Although speculative, our findings may represent a window of opportunity to further explore differences (phenotypes) in individual pain sensitivity and propensity to develop areas of secondary hyperalgesia, which likely depends on central neuronal sensitization. As pointed out by Woolf [1], the comorbidity of a number of pain hypersensitivity syndromes and their similar pattern of clinical presentation may reflect inherent, common attributes of central sensitization to their pathophysiology. Most importantly, the potential predictive value of identifying ‘small-’ and ‘large-area’ responders needs to be explored. Thus far, one study comprising 20 patients investigated the potential of preoperatively induced secondary hyperalgesia to predict subsequent dynamic postoperative pain in surgical patients, but no correlations were found [20]. However, a recent study demonstrated postsurgical area of secondary hyperalgesia to predict chronic postsurgical neuropathic pain in the iliac crest bone harvest model [21]. Determining the predictive value of secondary hyperalgesia area for acute pain and other measures of pain hypersensitivity, as well as the risk for development of chronic pain, await much larger sufficiently powered studies.

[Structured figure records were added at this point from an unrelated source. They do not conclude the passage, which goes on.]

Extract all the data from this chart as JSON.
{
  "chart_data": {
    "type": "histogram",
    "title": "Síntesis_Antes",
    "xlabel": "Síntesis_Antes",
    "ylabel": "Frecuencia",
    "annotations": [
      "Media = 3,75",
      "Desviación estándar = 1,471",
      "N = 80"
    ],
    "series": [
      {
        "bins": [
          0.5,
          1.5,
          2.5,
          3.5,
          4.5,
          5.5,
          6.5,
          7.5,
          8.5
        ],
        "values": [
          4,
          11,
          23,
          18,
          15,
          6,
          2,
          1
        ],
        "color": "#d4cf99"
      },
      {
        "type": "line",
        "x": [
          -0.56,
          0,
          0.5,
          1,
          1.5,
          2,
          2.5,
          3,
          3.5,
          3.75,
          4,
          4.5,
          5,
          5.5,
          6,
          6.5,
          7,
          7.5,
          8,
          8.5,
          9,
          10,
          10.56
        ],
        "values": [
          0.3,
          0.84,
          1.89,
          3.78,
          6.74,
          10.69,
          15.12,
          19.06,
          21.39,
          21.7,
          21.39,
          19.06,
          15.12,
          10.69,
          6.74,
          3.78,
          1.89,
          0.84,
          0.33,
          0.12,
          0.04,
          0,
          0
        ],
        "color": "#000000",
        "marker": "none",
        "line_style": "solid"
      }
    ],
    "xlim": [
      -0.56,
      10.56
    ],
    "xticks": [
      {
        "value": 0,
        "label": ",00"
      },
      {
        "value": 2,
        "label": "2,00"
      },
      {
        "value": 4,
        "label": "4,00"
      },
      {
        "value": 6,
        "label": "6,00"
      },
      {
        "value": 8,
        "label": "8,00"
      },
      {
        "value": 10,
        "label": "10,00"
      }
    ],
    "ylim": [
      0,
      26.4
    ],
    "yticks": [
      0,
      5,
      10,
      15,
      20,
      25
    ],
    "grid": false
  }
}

Phenotyping and Cutaneous Sensitization

The results of the previously mentioned studies in twins [9], [10] demonstrate substantial influence of heritable factors for response to pain stimuli, such as the cold pressor response. A subject’s propensity subject of developing cutaneous sensitization may also contain underlying genetic factors that can be explored [9]. Phenotyping subjects based on their the ability to develop cutaneous sensitization may, in fact, be equally or more important than phenotyping subjects on the basis of pain thresholds and could potentially be added to the battery of testing following algorithms like those of the German Research Network on Neuropathic Pain (DFNS) [22].

Conclusion

In conclusion, post-hoc analyses of test-retest data from 342 healthy volunteers in 10 studies, employing experimentally induced cutaneous secondary hyperalgesia, in addition to corroborating the methodological consistency of these models in physiological and pharmacodynamic research, indicated that healthy volunteers can be phenotyped based on their pattern of sensitization by the heat [and heat plus capsaicin] pain models. These findings may represent an incentive to further explore individual differences in ability to develop neuronal sensitization, and to investigate if ‘large-area' responders are at an increased risk of developing conditions associated with pain hypersensitivity and chronification – and whether the pharmacodynamic profiles of analgesics and anti-hyperalgesics differ between ‘large-area' and ‘small-area' responders.